New editor’s note
In 2023, Medill found that an average of 2.5 newspapers were pulled from publication a week. This is up slightly from the year before.
Back in 2019, when I was graduating high school in rural Greybull, Wyoming, I remember my family looking concerned when I told them I wanted to be a photojournalist. Rightfully so. I was looking at blowing my scholarship on a four-year education in an industry that’s dying.
I think that’s what I was supposed to do, though. In third grade, one of my favorite teachers I’ve had to this day, Timmy Anderson, asked me to write and publish a class newspaper, a task I did by myself after I had finished my schoolwork. We didn’t really have a camera, so I drew cartoons of what had happened that week. She printed it for me on colored printer paper and I distributed it to my classmates, who ate it up with smiles and giggles as they saw the drawings of themselves and their stories in ink.
I remember little kids coming up to me and asking if announcements for their friends’ birthdays could be in the paper, and when we were in high school, one of the boys I wrote a “front page” story on (for trying to scare the teacher and instead getting smooshed behind the classroom door) reminded me of that story with a laugh.
I couldn’t let that go, I guess. In high school I edited the yearbook. I was a photo stringer for my town’s weekly newspaper, the Greybull Standard, and got paid something like $6 a photo. I don’t know, I frequently forgot to cash those paychecks. I loved it.

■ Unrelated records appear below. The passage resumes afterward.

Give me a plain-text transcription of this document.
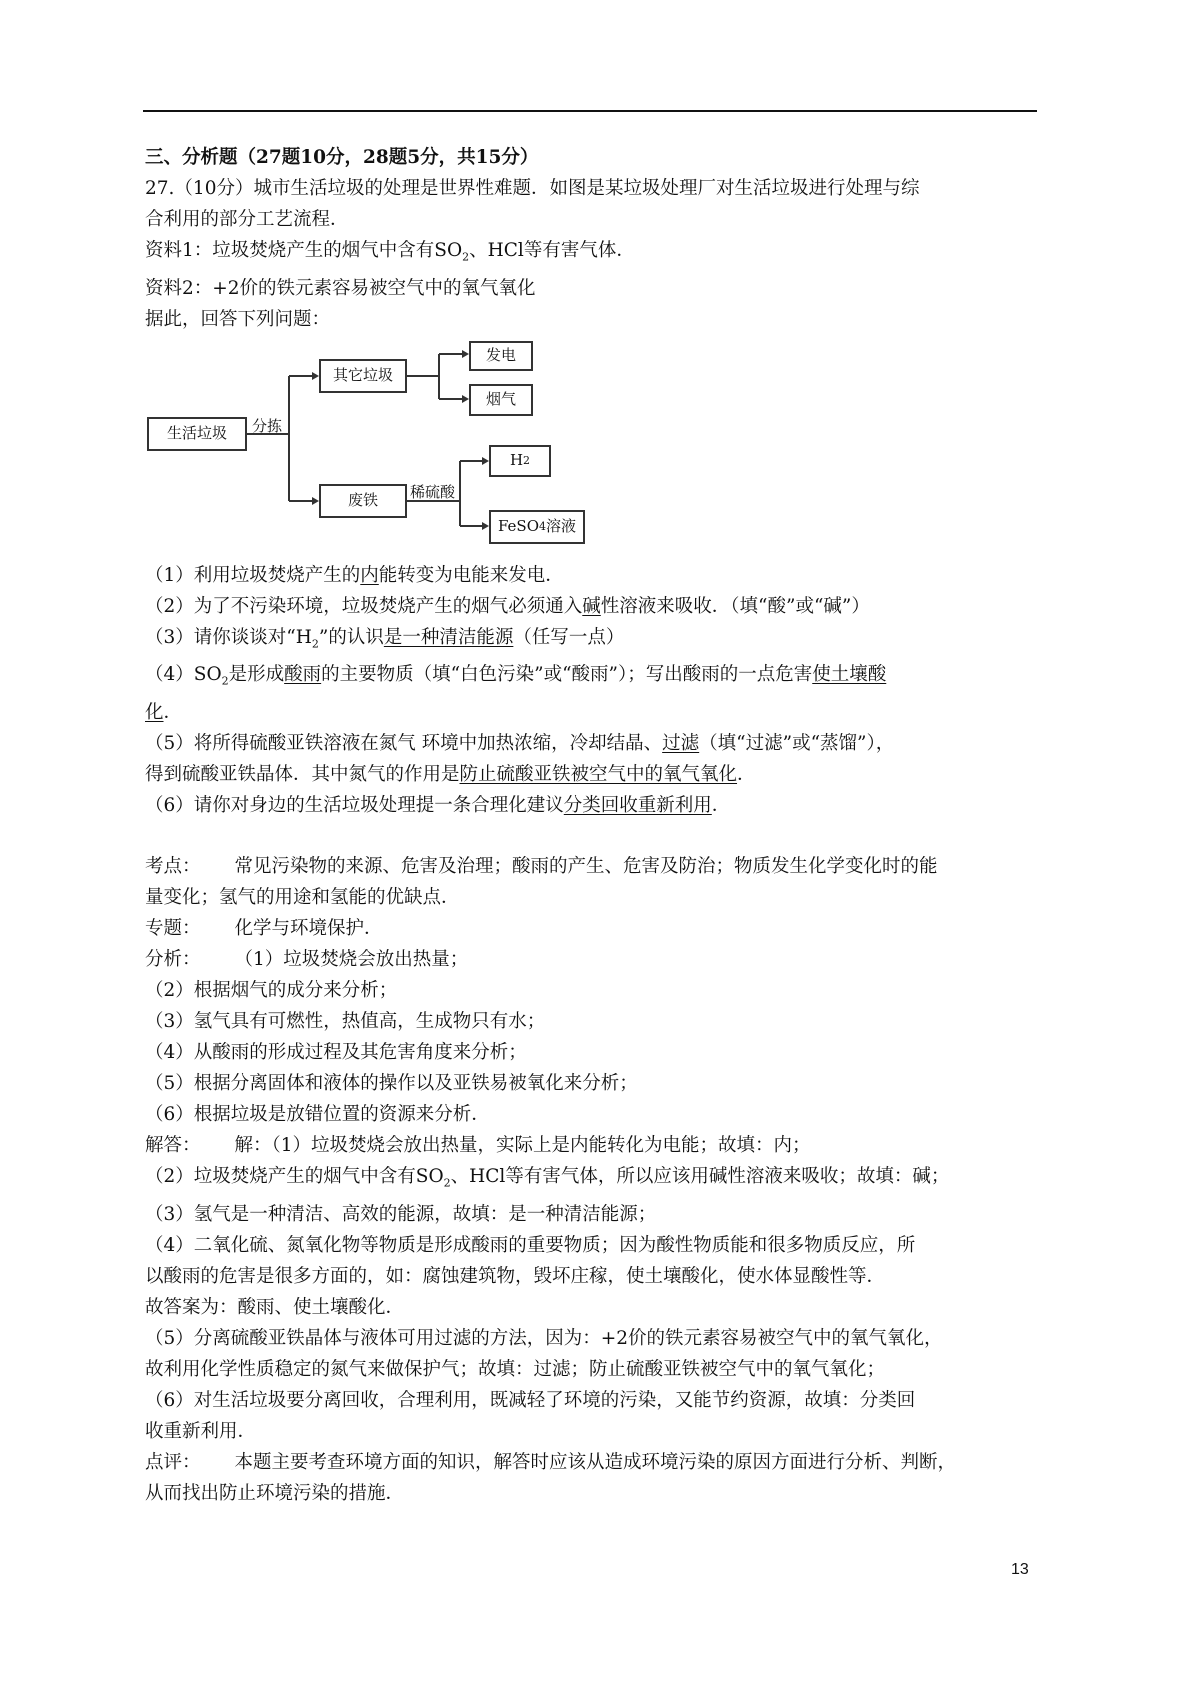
三、分析题（27题10分，28题5分，共15分）

27.（10分）城市生活垃圾的处理是世界性难题．如图是某垃圾处理厂对生活垃圾进行处理与综

合利用的部分工艺流程．

资料1：垃圾焚烧产生的烟气中含有$SO_2$、HCl等有害气体．

资料2：+2价的铁元素容易被空气中的氧气氧化

据此，回答下列问题：

生活垃圾 分拣
其它垃圾
废铁 稀硫酸
发电
烟气
H 2
FeSO 4 溶液

（1）利用垃圾焚烧产生的内能转变为电能来发电．

（2）为了不污染环境，垃圾焚烧产生的烟气必须通入碱性溶液来吸收．（填“酸”或“碱”）

（3）请你谈谈对“$H_2$”的认识是一种清洁能源（任写一点）

$(4)SO_2$是形成酸雨的主要物质（填“白色污染”或“酸雨”）；写出酸雨的一点危害使土壤酸

化．

（5）将所得硫酸亚铁溶液在氮气 环境中加热浓缩，冷却结晶、过滤（填“过滤”或“蒸馏”），

得到硫酸亚铁晶体．其中氮气的作用是防止硫酸亚铁被空气中的氧气氧化．

（6）请你对身边的生活垃圾处理提一条合理化建议分类回收重新利用．

考点： 常见污染物的来源、危害及治理；酸雨的产生、危害及防治；物质发生化学变化时的能

量变化；氢气的用途和氢能的优缺点．

专题： 化学与环境保护．

分析： （1）垃圾焚烧会放出热量；

（2）根据烟气的成分来分析；

（3）氢气具有可燃性，热值高，生成物只有水；

（4）从酸雨的形成过程及其危害角度来分析；

（5）根据分离固体和液体的操作以及亚铁易被氧化来分析；

（6）根据垃圾是放错位置的资源来分析．

解答： 解：（1）垃圾焚烧会放出热量，实际上是内能转化为电能；故填：内；

（2）垃圾焚烧产生的烟气中含有$SO_2$、HCl等有害气体，所以应该用碱性溶液来吸收；故填：碱；

（3）氢气是一种清洁、高效的能源，故填：是一种清洁能源；

（4）二氧化硫、氮氧化物等物质是形成酸雨的重要物质；因为酸性物质能和很多物质反应，所

以酸雨的危害是很多方面的，如：腐蚀建筑物，毁坏庄稼，使土壤酸化，使水体显酸性等．

故答案为：酸雨、使土壤酸化．

（5）分离硫酸亚铁晶体与液体可用过滤的方法，因为：+2价的铁元素容易被空气中的氧气氧化，

故利用化学性质稳定的氮气来做保护气；故填：过滤；防止硫酸亚铁被空气中的氧气氧化；

（6）对生活垃圾要分离回收，合理利用，既减轻了环境的污染，又能节约资源，故填：分类回

收重新利用．

点评： 本题主要考查环境方面的知识，解答时应该从造成环境污染的原因方面进行分析、判断，

从而找出防止环境污染的措施．

13
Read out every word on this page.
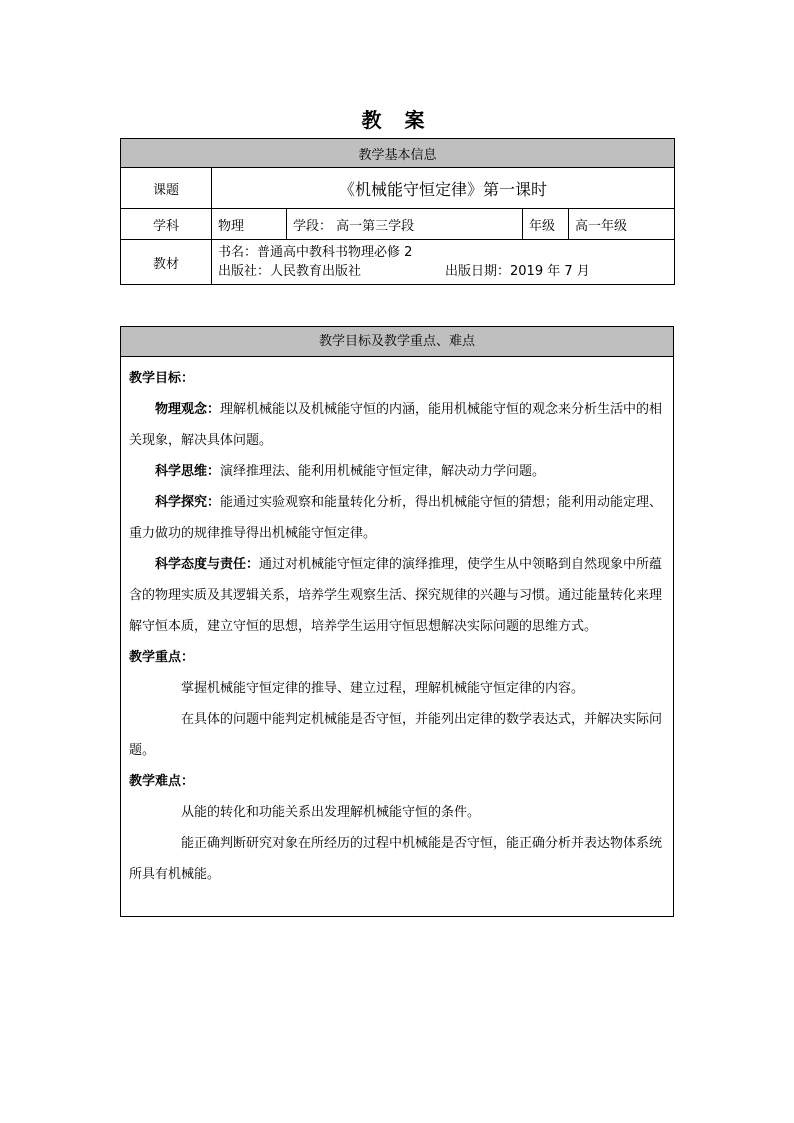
教 案
教学基本信息				
课题	《机械能守恒定律》第一课时			
学科	物理	学段： 高一第三学段	年级	高一年级
教材	书名：普通高中教科书物理必修 2
出版社：人民教育出版社 出版日期：2019 年 7 月			
教学目标及教学重点、难点

教学目标：

物理观念：理解机械能以及机械能守恒的内涵，能用机械能守恒的观念来分析生活中的相关现象，解决具体问题。

科学思维：演绎推理法、能利用机械能守恒定律，解决动力学问题。

科学探究：能通过实验观察和能量转化分析，得出机械能守恒的猜想；能利用动能定理、重力做功的规律推导得出机械能守恒定律。

科学态度与责任：通过对机械能守恒定律的演绎推理，使学生从中领略到自然现象中所蕴含的物理实质及其逻辑关系，培养学生观察生活、探究规律的兴趣与习惯。通过能量转化来理解守恒本质，建立守恒的思想，培养学生运用守恒思想解决实际问题的思维方式。

教学重点：

掌握机械能守恒定律的推导、建立过程，理解机械能守恒定律的内容。

在具体的问题中能判定机械能是否守恒，并能列出定律的数学表达式，并解决实际问题。

教学难点：

从能的转化和功能关系出发理解机械能守恒的条件。

能正确判断研究对象在所经历的过程中机械能是否守恒，能正确分析并表达物体系统所具有机械能。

At the same time I was graduating high school and making the somewhat questionable decision to start college for photojournalism, a little village in Northwest Montana was fighting to get its local newspaper back in print after it was moved online in 2015.
“We used to call ourselves the best little weekly newspaper in Montana,” Ginny Wilson, who ran the Eagle in the 80s, told the new editor Mackenzie Reiss in a 2019 interview.
“There really is a need in a little unincorporated town for something that holds things together.”
I find it incredibly powerful that this community banded together to demand back their newspaper — something that seems more and more to be gone with the wind.
There’s something grounding in the physicality of print. So much of what we do nowadays lacks physical presence — we work and go to school from home, we shop online, we date on apps and have our arguments in the Facebook comments section. Holding a printed photo, words, even and especially containing the stories of people we know, is something that we do less and less. The fact that Bigfork fought to keep that gives me hope I didn’t throw away that scholarship after all.
I’ve had a great first impression of Bigfork. I even accidentally set up my first interview, with Marci Truckey of Grounded, in the old Eagle office off Highway 35. I’m working out of the Daily Inter Lake office in Kalispell, but I encourage you all to reach out to me with what you think should be covered in your community, your opinions in letters, and I will see you around town. I would love to see more local columns too, so if you or someone you know have insight to share, please do!
I hope Bigfork will continue to fight for its newspaper. And I will do what I can as a one-woman show to help rebuild that “best little weekly.”